The difficulty with this approach is that the speaker speaks from his or her level of consciousness, while the hearer can only hear or understand from his or her own, generally lower, level of consciousness.  This in fact is how knowledge gets lost from generation to generation.  The Talmud records R. Eliezer the Great as saying that he learned only a small fraction of what his teachers taught him, and his students learned from him only a small fraction of what he had to teach them.  Even allowing for commendable modesty, the rate of loss is alarming!  The necessity for the student to rise to the teacher’s level is also brought out in the dictum that a student only grasps the full value of the teacher’s teaching after 40 years!

What is needed, and what appears to be sadly lacking in virtually every educational system, religious or secular, is a systematic procedure by which the teacher can bring the student up to a higher level of consciousness directly, so that knowledge can be transmitted without loss.  Such an educational system apparently did exist in ancient Israel – the Bible speaks of “schools of prophets,” where one learned to achieve prophetic vision from a master prophet.  Nowadays Yeshivas teach development of character along with Talmud, and the best ones provide shining examples of refined behavior that the students should emulate.  But all this, unfortunately, is still a far cry from giving direct, prophetic experience.  And, unfortunately, every so often this lack shows itself as some egregiously errant behavior.

Einstein once commented that one can never solve a problem with the same kind of thinking that caused the problem to begin with.  “Dry,” discursive thinking is never going to solve the problem of lack of connection with Gd.  That will require “fresh,” prophetic thinking, the kind of consciousness in which Gd is a full-time living reality.  Fortunately, Gd promises us that there will be a time when Mashiach comes and turns our hearts around in t’shuvah, return to our source within.  We can begin preparing ourselves in the upcoming weeks as we celebrate the Days of Awe.

Pirke Avot, Chapters 3&4

Chapter 4, Mishnah 4

Rabbi Levitas of Yavneh said, Be of an exceedingly humble spirit, for the hope of man is the worm.

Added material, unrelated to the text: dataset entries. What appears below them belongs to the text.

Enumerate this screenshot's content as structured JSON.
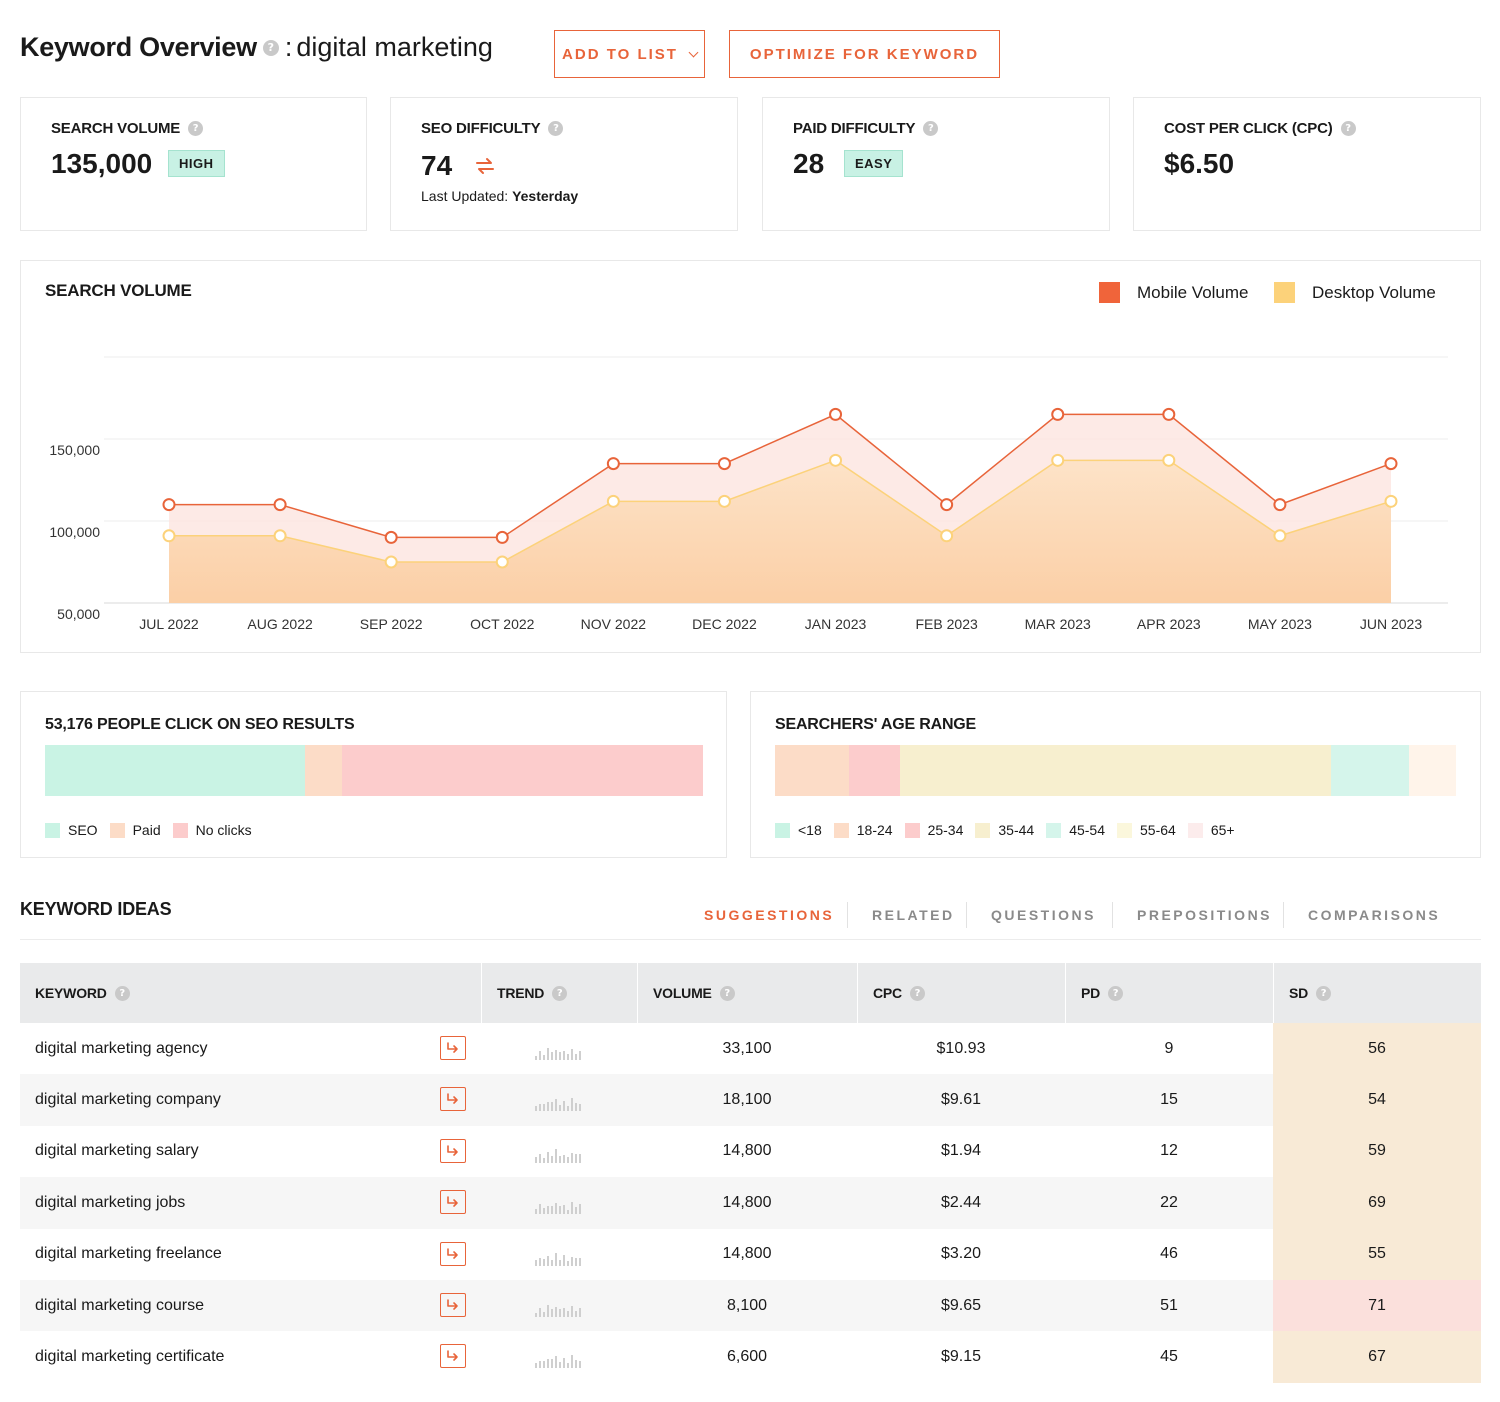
{
  "header": {
    "title_bold": "Keyword Overview",
    "title_separator": ":",
    "keyword": "digital marketing",
    "add_to_list_label": "ADD TO LIST",
    "optimize_label": "OPTIMIZE FOR KEYWORD"
  },
  "metrics": {
    "search_volume": {
      "label": "SEARCH VOLUME",
      "value": "135,000",
      "badge": "HIGH"
    },
    "seo_difficulty": {
      "label": "SEO DIFFICULTY",
      "value": "74",
      "updated_prefix": "Last Updated:",
      "updated_value": "Yesterday"
    },
    "paid_difficulty": {
      "label": "PAID DIFFICULTY",
      "value": "28",
      "badge": "EASY"
    },
    "cpc": {
      "label": "COST PER CLICK (CPC)",
      "value": "$6.50"
    }
  },
  "volume_chart": {
    "title": "SEARCH VOLUME",
    "legend": [
      {
        "name": "Mobile Volume",
        "color": "#f0643a"
      },
      {
        "name": "Desktop Volume",
        "color": "#fcd27a"
      }
    ]
  },
  "chart_data": {
    "type": "area",
    "title": "SEARCH VOLUME",
    "categories": [
      "JUL 2022",
      "AUG 2022",
      "SEP 2022",
      "OCT 2022",
      "NOV 2022",
      "DEC 2022",
      "JAN 2023",
      "FEB 2023",
      "MAR 2023",
      "APR 2023",
      "MAY 2023",
      "JUN 2023"
    ],
    "y_ticks": [
      "50,000",
      "100,000",
      "150,000"
    ],
    "ylim": [
      50000,
      200000
    ],
    "grid": true,
    "legend_position": "top-right",
    "series": [
      {
        "name": "Mobile Volume",
        "color": "#e8643a",
        "values": [
          110000,
          110000,
          90000,
          90000,
          135000,
          135000,
          165000,
          110000,
          165000,
          165000,
          110000,
          135000
        ]
      },
      {
        "name": "Desktop Volume",
        "color": "#fcd27a",
        "values": [
          91000,
          91000,
          75000,
          75000,
          112000,
          112000,
          137000,
          91000,
          137000,
          137000,
          91000,
          112000
        ]
      }
    ]
  },
  "clicks": {
    "title": "53,176 PEOPLE CLICK ON SEO RESULTS",
    "segments": [
      {
        "name": "SEO",
        "share": 0.395,
        "color": "#c9f3e4"
      },
      {
        "name": "Paid",
        "share": 0.057,
        "color": "#fcdcc7"
      },
      {
        "name": "No clicks",
        "share": 0.548,
        "color": "#fccccc"
      }
    ]
  },
  "age_range": {
    "title": "SEARCHERS' AGE RANGE",
    "segments": [
      {
        "name": "<18",
        "share": 0.0,
        "color": "#c9f3e4"
      },
      {
        "name": "18-24",
        "share": 0.108,
        "color": "#fcdcc7"
      },
      {
        "name": "25-34",
        "share": 0.076,
        "color": "#fccccc"
      },
      {
        "name": "35-44",
        "share": 0.632,
        "color": "#f7efcf"
      },
      {
        "name": "45-54",
        "share": 0.115,
        "color": "#d5f5eb"
      },
      {
        "name": "55-64",
        "share": 0.0,
        "color": "#fbf7dc"
      },
      {
        "name": "65+",
        "share": 0.069,
        "color": "#fff4ea"
      }
    ],
    "legend_colors": [
      "#c9f3e4",
      "#fcdcc7",
      "#fccccc",
      "#f7efcf",
      "#d5f5eb",
      "#fbf7dc",
      "#fcecec"
    ]
  },
  "keyword_ideas": {
    "title": "KEYWORD IDEAS",
    "tabs": [
      {
        "label": "SUGGESTIONS",
        "active": true
      },
      {
        "label": "RELATED",
        "active": false
      },
      {
        "label": "QUESTIONS",
        "active": false
      },
      {
        "label": "PREPOSITIONS",
        "active": false
      },
      {
        "label": "COMPARISONS",
        "active": false
      }
    ],
    "columns": [
      "KEYWORD",
      "TREND",
      "VOLUME",
      "CPC",
      "PD",
      "SD"
    ],
    "rows": [
      {
        "keyword": "digital marketing agency",
        "volume": "33,100",
        "cpc": "$10.93",
        "pd": "9",
        "sd": "56",
        "sd_color": "#f8ead6"
      },
      {
        "keyword": "digital marketing company",
        "volume": "18,100",
        "cpc": "$9.61",
        "pd": "15",
        "sd": "54",
        "sd_color": "#f8ead6"
      },
      {
        "keyword": "digital marketing salary",
        "volume": "14,800",
        "cpc": "$1.94",
        "pd": "12",
        "sd": "59",
        "sd_color": "#f8ead6"
      },
      {
        "keyword": "digital marketing jobs",
        "volume": "14,800",
        "cpc": "$2.44",
        "pd": "22",
        "sd": "69",
        "sd_color": "#f8ead6"
      },
      {
        "keyword": "digital marketing freelance",
        "volume": "14,800",
        "cpc": "$3.20",
        "pd": "46",
        "sd": "55",
        "sd_color": "#f8ead6"
      },
      {
        "keyword": "digital marketing course",
        "volume": "8,100",
        "cpc": "$9.65",
        "pd": "51",
        "sd": "71",
        "sd_color": "#fbe0dc"
      },
      {
        "keyword": "digital marketing certificate",
        "volume": "6,600",
        "cpc": "$9.15",
        "pd": "45",
        "sd": "67",
        "sd_color": "#f8ead6"
      }
    ]
  },
  "colors": {
    "accent": "#e8643a",
    "badge_green": "#c8f1e4",
    "header_bg": "#e9eaeb"
  }
}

The simple meaning of this Mishnah is that if we remember where we’re all going – to the grave (the worms) – then we should realize that we have nothing whatsoever to be arrogant about.  This is of course quite true – there’s nothing like contemplating one’s own mortality to give oneself a sense of perspective.  This is why we, as a society, avoid facing the reality of death with a passion.  Even being present as a loved one slips away, and realizing how totally powerless you are in the face of death is a powerful antidote to arrogance.  We pray every day (in the morning blessings section of the morning service) to save us from arrogant people and from arrogance.  I take that to mean that I’m asking Gd to keep me away from my own arrogance – and I keep a picture of Marie by my prayer stand and look at it at that point in the service, just as a reminder.

I read another interpretation of this Mishnah which is quite fascinating.  When a person leaves this earth and appears before the Heavenly Tribunal to be judged for his actions, he may plead, as King David did, “I am a worm and not a man” (Ps 22:6).  In other words, we are human, physical, and torn by conflicting wants and desires and lusts.  Now if we have behaved humbly, like a worm, this argument might fly.  If, on the other hand, we’ve strutted and fretted through our life as if we were something of great significance, the Tribunal will respond, “Oh yeah?  Why didn’t you act like a worm then?”  Since this argument is our only hope of acquittal, we’d better be exceedingly humble in spirit!